Hewson's Marian similarly has nothing to go with, and worse, the efforts to make her more 'heroic' and 'strong' fall flat when our introduction to her has her disguising everything but her cleavage. She speaks as if she has a faint grasp of English. Dornan continues to show he cannot act, and this time he does not have his body to show off as he did in the Fifty Shades films. His Will makes it hard to imagine anyone would wonder why Marian wavers between the two. And why is he Irish?

Accents are a puzzle, especially with Foxx who slips between vaguely foreign and American. He is so irrelevant as John (and at 5'9" he would be among the smallest Little Johns in film history) that when he disappears for long stretches I genuinely forgot he was even in the film.

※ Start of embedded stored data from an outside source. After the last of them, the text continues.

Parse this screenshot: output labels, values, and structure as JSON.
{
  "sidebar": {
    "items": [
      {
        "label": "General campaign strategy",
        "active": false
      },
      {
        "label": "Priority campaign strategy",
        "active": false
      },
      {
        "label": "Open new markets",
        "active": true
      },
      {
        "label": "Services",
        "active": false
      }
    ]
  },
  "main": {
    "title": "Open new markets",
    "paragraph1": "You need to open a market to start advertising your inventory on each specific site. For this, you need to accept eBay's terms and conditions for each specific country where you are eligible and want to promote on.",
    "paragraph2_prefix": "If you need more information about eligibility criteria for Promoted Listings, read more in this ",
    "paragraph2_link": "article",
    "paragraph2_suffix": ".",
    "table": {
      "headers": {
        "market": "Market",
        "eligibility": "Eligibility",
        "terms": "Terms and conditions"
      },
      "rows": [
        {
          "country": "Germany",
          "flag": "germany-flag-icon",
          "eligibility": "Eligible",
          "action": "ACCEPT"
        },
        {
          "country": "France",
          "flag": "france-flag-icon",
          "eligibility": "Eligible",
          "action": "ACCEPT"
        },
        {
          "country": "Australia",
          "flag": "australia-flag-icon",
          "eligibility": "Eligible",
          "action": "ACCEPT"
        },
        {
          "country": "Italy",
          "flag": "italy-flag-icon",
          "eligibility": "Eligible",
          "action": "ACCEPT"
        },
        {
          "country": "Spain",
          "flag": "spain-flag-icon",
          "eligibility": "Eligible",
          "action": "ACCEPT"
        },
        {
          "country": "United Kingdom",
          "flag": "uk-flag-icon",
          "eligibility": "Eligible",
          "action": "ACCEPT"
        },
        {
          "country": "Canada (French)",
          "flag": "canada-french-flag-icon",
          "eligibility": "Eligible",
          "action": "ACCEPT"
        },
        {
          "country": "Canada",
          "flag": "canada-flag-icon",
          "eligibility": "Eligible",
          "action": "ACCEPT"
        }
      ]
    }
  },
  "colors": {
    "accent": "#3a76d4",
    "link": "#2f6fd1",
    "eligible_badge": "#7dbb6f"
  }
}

Mendelsohn has cornered the market on 'crazed villains' at this point, and he either has embraced the hamminess of it all or just decided Robin Hood was dress rehearsal for the next Star Wars film. The scene between Mendelsohn and Abraham was hilarious in terms of how they seemed to try to out overact the other. Both of them were so over-the-top individually that together they were a laugh riot.

Minchin seems to be the only one who might escape relatively unharmed, his Tuck more a bumbling muddled but well-meaning figure than anything else. I do, however, wonder how he came to own spectacles, but historical details are unimportant in Robin Hood. You can tell by the costumes which were a bit too contemporary for the times and the sets that made Nottingham look like a theme park.

The film sets up a sequel, just like King Arthur: Legend of the Sword, another film it cribs from shamelessly. Robin Hood won't earn enough to make a follow-up, and even if it did, with bad acting and a terrible shambles of a story why would or should there be?